Pantulan diri di depan cermin lemari baju mengingkatkan kalau dirinya sudah tidak muda lagi, kerutan mulai tampak di wajah, juga kantung mata yang lebih besar dibanding dahulu. Meskipun tidak mengurangi kadar ketampanannya, ia bersyukur karna William mencintainya apapun dan bagaimanapun keadaannya.

Ingatannya memutar pada sepuluh tahun lalu, saat dirinya pertama kali bertemu dengan William di sekolah menengah atas. Kalau kata orang cinta pada pandangan pertama itu tidak ada, bagi Sherlock, hal itu benar-benar ada. Dia sendiri buktinya, jatuh cinta saat pertama kali manik sapphirenya beradu dengan manik ruby William.

Saat itu, saat jam istirahat. Teman sebangkunya yang bernama John harus menghadiri rapat calon anggota OSIS, dirinya yang bosan menghabiskan waktu sendirian akhirnya menghabiskan waktu di perpustakaan sekolah. Saat menuju rak fisika, tanpa sengaja. Entah bagaimana ceritanya, ia menabrak William di persimpangan rak dan membuat tumpukan buku yang dibawanya jatuh ke lantai.

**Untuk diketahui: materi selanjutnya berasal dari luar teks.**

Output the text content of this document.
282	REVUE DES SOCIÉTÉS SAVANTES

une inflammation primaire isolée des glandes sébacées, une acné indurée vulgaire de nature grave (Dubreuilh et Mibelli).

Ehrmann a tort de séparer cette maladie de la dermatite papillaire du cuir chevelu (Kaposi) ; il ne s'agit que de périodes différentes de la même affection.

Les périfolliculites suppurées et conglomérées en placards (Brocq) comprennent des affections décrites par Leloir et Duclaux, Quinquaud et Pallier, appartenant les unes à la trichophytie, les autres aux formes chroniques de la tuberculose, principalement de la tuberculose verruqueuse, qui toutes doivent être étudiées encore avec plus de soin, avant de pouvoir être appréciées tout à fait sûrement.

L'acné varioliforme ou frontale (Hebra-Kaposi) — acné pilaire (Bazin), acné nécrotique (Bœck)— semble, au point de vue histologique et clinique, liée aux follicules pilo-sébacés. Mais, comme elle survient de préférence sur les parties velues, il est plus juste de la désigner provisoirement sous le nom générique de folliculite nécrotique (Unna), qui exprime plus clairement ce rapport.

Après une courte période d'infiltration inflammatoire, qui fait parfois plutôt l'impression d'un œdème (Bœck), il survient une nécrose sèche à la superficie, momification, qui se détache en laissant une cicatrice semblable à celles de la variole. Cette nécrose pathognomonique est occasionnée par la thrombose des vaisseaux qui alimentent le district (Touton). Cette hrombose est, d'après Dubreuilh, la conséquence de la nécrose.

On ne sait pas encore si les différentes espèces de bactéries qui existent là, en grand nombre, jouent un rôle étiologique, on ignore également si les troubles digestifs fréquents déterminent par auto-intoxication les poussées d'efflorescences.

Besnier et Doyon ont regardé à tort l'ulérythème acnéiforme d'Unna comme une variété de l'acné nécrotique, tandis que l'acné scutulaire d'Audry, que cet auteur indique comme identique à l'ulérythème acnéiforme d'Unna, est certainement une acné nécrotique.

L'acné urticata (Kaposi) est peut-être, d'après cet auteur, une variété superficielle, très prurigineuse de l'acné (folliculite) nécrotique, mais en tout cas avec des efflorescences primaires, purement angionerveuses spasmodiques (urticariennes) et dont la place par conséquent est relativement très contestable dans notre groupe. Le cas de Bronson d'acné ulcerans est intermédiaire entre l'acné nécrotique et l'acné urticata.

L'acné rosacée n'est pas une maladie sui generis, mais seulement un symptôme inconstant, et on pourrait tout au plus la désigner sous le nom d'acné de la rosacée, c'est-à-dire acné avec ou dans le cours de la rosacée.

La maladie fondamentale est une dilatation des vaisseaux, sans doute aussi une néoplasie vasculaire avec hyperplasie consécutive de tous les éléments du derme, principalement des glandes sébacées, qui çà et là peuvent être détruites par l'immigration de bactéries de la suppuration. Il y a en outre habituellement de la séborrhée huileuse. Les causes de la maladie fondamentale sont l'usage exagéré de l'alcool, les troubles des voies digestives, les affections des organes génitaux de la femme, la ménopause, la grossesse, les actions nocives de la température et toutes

Bagai adegan picisan di sinetron, Sherlock yang mau membantu mengambil buku William ternyata mengambil satu buku yang sama dengan si surai kuning. Detik berikutnya, adegan tatap-menatap terjadi, hatinya berdesir saat manik merah itu menatapnya lurus. Bulu mata lentik yang membingkainya, hidung mancung dan lancip, model rambut berponi yang membuatnya nampak cantik dibanding laki-laki lain.

Sherlock jatuh cinta pada William detik itu juga. Di jumpa pertama. Di jam istirahat. Di perpustakaan.

Dimatanya, William adalah sosok yang lemah lembut. Sesuai dengan wajahnya yang anggun dan terlihat kalem, setidaknya pikiran itu ada sampai tiba-tiba tatapan William berubah jadi tajam dan sinis. Begitu menusuk, membuat si bungsu Holmes merinding tiba-tiba.

"Jalan tuh pake mata!" Bentak William, buru-buru mengambil buku-bukunya dan menatap Sherlock tajam sebelum berlalu keluar ruangan. Sherlock yang masih shock dengan perubahan William yang tiba-tiba, masih mematung di tempat. Menatap punggung si surai kuning yang semakin menjauh dan hilang di balik pintu.

Pikiran Sherlock terpecah sejak itu, ia masih penasaran dengan sosok William yang menarik hatinya. Bagaimana bisa ada seseorang yang begitu tampan dan cantik dalam satu waktu? Bagaimana bisa ada seseorang yang terlihat kalem dan galak dalam satu waktu? Sungguh, si kuning itu sangat membuatnya penasaran.

Dewi fortuna berpihak padanya saat itu, di saat pulang sekolah dan ia harus pulang paling akhir karna piket kelas. Baru juga menapaki kaki di kooridor menuju parkiran motor, hujan turun tanpa aba-aba. Membuatnya berdecak sebal dan mau tidak mau harus menunggu sampai reda. Kakinya melangkah berbalik, menuju kelas kosong di ujung kooridor.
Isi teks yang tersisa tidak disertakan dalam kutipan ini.